La notte di Europa League ha consacrato l'Aston Villa sul tetto del continente, ma ha soprattutto consegnato Tammy Abraham alla leggenda del calcio internazionale. Grazie al netto successo per 3-0 ottenuto nella finalissima contro i tedeschi del Friburgo, la compagine inglese ha alzato il trofeo, permettendo al proprio centravanti di raggiungere un traguardo statistico riservato a pochissimi eletti. L'ex attaccante della Roma, pur essendo rimasto in panchina nell'atto conclusivo della manifestazione, può ora vantare nel proprio palmarès personale tutte e tre le principali competizioni UEFA per club attualmente in vigore. Si tratta di un risultato straordinario che testimonia la sua incredibile capacità di far parte di progetti vincenti durante le grandi serate europee, consolidando la sua fama di specialista dei tornei internazionali.
Il percorso che ha portato Abraham a questo storico traguardo è iniziato nel 2021, quando con la maglia del Chelsea sollevò la Champions League nella finale tutta inglese vinta contro il Manchester City. Solo un anno dopo, trasferitosi in Italia alla corte di José Mourinho, il centravanti fu protagonista assoluto della vittoria della Roma nella prima edizione della Conference League, segnando gol decisivi nel cammino verso il trionfo di Tirana. La stagione attuale è stata invece caratterizzata da continui cambiamenti e nuove sfide: dopo aver iniziato l'annata in Turchia con la maglia del Besiktas, Tammy ha fatto ritorno in Premier League durante la sessione di mercato di gennaio, scegliendo di sposare il progetto tecnico dell'Aston Villa. Questa decisione si è rivelata vincente, permettendogli di aggiungere l'ultimo tassello mancante alla sua prestigiosa collezione di trofei continentali.

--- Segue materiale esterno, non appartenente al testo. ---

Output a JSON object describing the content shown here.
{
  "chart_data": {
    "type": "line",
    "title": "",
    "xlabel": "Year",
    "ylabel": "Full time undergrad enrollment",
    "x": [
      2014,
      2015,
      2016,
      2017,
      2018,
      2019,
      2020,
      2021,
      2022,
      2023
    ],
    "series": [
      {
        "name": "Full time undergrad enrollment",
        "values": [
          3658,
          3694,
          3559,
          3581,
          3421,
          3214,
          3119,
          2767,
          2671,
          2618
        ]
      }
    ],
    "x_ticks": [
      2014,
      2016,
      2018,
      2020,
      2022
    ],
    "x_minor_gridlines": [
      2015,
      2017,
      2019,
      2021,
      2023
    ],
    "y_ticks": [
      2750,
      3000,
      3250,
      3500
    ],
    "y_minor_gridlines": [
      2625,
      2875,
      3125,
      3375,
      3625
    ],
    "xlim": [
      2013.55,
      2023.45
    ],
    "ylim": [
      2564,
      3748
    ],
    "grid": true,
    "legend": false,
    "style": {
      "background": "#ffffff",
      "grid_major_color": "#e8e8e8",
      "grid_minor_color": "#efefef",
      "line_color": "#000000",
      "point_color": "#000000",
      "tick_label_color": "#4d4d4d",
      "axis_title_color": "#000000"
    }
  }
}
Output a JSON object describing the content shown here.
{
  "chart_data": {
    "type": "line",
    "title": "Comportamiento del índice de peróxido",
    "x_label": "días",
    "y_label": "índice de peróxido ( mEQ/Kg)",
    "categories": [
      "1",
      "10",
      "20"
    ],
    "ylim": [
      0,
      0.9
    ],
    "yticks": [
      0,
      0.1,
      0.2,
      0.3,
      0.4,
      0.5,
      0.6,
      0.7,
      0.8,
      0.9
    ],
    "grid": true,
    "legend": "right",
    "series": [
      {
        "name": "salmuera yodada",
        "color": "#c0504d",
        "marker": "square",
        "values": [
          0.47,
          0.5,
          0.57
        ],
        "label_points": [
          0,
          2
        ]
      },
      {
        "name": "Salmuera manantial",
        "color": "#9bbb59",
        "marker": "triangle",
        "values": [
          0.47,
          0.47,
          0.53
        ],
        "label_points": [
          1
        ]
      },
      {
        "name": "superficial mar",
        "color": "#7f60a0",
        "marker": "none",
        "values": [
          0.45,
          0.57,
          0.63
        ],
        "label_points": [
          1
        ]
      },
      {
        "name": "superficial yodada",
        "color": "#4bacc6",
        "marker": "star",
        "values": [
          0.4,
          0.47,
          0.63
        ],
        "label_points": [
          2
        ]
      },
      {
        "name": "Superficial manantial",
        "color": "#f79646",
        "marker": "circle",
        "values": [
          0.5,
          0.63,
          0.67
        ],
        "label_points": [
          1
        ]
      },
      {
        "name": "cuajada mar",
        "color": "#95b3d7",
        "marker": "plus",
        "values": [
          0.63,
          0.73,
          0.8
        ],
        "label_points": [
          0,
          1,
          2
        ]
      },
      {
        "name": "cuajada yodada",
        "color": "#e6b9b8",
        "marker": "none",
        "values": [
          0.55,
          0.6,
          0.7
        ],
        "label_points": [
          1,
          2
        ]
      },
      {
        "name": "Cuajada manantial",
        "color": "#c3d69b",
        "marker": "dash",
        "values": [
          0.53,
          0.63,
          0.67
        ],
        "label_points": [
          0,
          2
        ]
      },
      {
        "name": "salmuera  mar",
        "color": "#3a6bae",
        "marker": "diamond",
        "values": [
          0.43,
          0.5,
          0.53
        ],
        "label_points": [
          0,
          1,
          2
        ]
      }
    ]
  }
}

Prima di questo trionfo, soltanto un altro calciatore era riuscito nell'impresa di completare il trittico europeo, ed è un'altra vecchia conoscenza del calcio italiano: Emerson Palmieri. Il terzino italo-brasiliano, protagonista con la Nazionale di Roberto Mancini agli Europei vinti nel 2021, aveva inaugurato la sua serie vincente con l'Europa League del 2019 sotto la guida di Maurizio Sarri ai tempi del Chelsea. Successivamente, Emerson aveva condiviso proprio con Abraham il successo in Champions League nel 2021, per poi chiudere il cerchio nella stagione 2022-2023 vincendo la Conference League con la maglia del West Ham. Abraham eguaglia dunque un primato di longevità e successo che sottolinea l'importanza di questi profili all'interno di rose competitive e ambiziose, capaci di lottare su più fronti ogni anno.
Analizzando nel dettaglio l'apporto dell'attaccante inglese in questa edizione dell'Europa League, emergono tre presenze arricchite da un assist fondamentale per il passaggio del turno nelle fasi a eliminazione diretta. Nonostante la forte concorrenza interna e le rotazioni tattiche che lo hanno visto spettatore nell'ultima sfida contro il Friburgo, il valore di Abraham resta indiscusso per lo spogliatoio dei "Villans". La vittoria del club di Birmingham non solo arricchisce la bacheca societaria con un titolo prestigioso, ma rilancia prepotentemente le ambizioni di una squadra che ha saputo scalare le gerarchie europee in tempi brevissimi. Per Abraham, questo successo rappresenta una vera rinascita professionale dopo i mesi trascorsi lontano dai riflettori del grande calcio europeo, confermandolo come un vero e proprio talismano per le competizioni UEFA.